You’ll see – again – periods of turmoil, followed by a policy response and heavy amounts of insider buying.

This Isn’t a One Time Pattern

October 2008

  • Event: Lehman Brothers collapsed, creating a global credit crisis.
  • Policy Response: The U.S. government authorized its first bailout plans.
  • Insiders: loaded up on their stock.

March 2009

  • Event: Global credit crisis accelerates.
  • Response: The Federal Reserve announced its first Quantitative Easing (QE) program that injected a massive amount of capital into the system.
  • Insiders: Doubled down off the October period.

August 2011 —

  • Event: Black Monday, a major market downturn after a downgrade to the U.S. credit system by S&P Global due to the U.S. debt ceiling crisis. Followed QE2 period.
  • Policy Response: Debt ceiling raised. European bailouts.
  • Insiders: Loaded up.

December 2018 —

  • Event: Bond markets panicked in October, with a frenzy spilling into the final weeks. The S&P 500 lost 20% in a month.
  • Policy Response: Federal Reserve pivoted, cut interest rates, and began increasing its balance sheet.
  • Insiders: Loaded up.

March 2020

  • Event: COVID lockdowns.
  • Policy Response: U.S. created 1/3 of all dollars in existence—massive Congressional stimulus.
  • Insiders: Loaded up on their stock.

January 2022

  • Event: After the selloff from November 2021.
  • Policy Response: Fed and Treasury Department attempted to argue that inflation was transitory. It wasn’t.
  • Insiders: Loaded up that month. S&P 500 rebounded 7% despite chopping into April.

October 2022

  • Event: Rising interest rates hammer central banks around the world. Markets elicit concerns about England’s GILT.
  • Policy Response: Over the next few weeks, we saw large policy changes from the Bank of England, the U.S. Federal Reserve, the People’s Bank of China, and the Bank of Japan.
  • Insiders: Bought the bottom, doubling down on January purchases. This coincided with the lows of the last two years in terms of global liquidity.

Why We Watch the Insiders

There are no guarantees that this market will crater in the weeks ahead – but this is a seasonal period of weakness. The last thing I want is for retail investors to start panicking… without understanding how policy impacts markets…

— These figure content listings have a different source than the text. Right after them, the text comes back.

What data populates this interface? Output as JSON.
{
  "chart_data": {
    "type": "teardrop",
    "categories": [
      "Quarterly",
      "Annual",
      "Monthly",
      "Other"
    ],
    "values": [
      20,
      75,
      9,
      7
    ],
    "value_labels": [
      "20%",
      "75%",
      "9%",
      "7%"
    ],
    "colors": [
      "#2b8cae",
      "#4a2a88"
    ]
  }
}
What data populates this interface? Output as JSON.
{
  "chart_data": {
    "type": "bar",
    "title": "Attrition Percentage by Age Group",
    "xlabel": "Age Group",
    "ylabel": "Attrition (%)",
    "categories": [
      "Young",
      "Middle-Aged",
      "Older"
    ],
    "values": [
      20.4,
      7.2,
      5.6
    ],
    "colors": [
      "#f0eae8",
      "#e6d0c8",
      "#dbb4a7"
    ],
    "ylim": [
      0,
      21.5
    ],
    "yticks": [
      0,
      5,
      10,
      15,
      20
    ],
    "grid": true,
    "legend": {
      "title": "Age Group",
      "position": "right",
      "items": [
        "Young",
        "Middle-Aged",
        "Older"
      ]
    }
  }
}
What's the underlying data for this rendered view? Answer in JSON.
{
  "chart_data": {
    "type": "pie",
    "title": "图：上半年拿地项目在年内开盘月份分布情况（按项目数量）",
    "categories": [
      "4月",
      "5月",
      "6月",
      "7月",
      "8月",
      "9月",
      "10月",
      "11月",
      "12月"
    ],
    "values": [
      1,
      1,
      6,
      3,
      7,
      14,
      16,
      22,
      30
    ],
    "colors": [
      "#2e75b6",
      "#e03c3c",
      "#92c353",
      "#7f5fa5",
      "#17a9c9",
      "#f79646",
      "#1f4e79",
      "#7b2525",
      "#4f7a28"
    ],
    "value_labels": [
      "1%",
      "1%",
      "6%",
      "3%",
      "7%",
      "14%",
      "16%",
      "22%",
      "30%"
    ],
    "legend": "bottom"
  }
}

There remain many questions about inflation, Fed policy, and more. And as far as I’m concerned – there may be another major factor in the markets that is driving this negative momentum – and it just hasn’t hit the news cycle yet.

But we can take away one important factor from these periods of volatility and uncertainty.

If there is a deep selloff and changes in central bank policy to soften the blow, the insiders will tell us when to buy.

If we see a BIG spike in the coming weeks in buying – to complement a central bank pivot – we will start buying too.

Until then, hit the beach, have a drink, and maybe get away from your computer. There’s more to life than this stuff.

That’s why we aim to keep it simple in the Republic.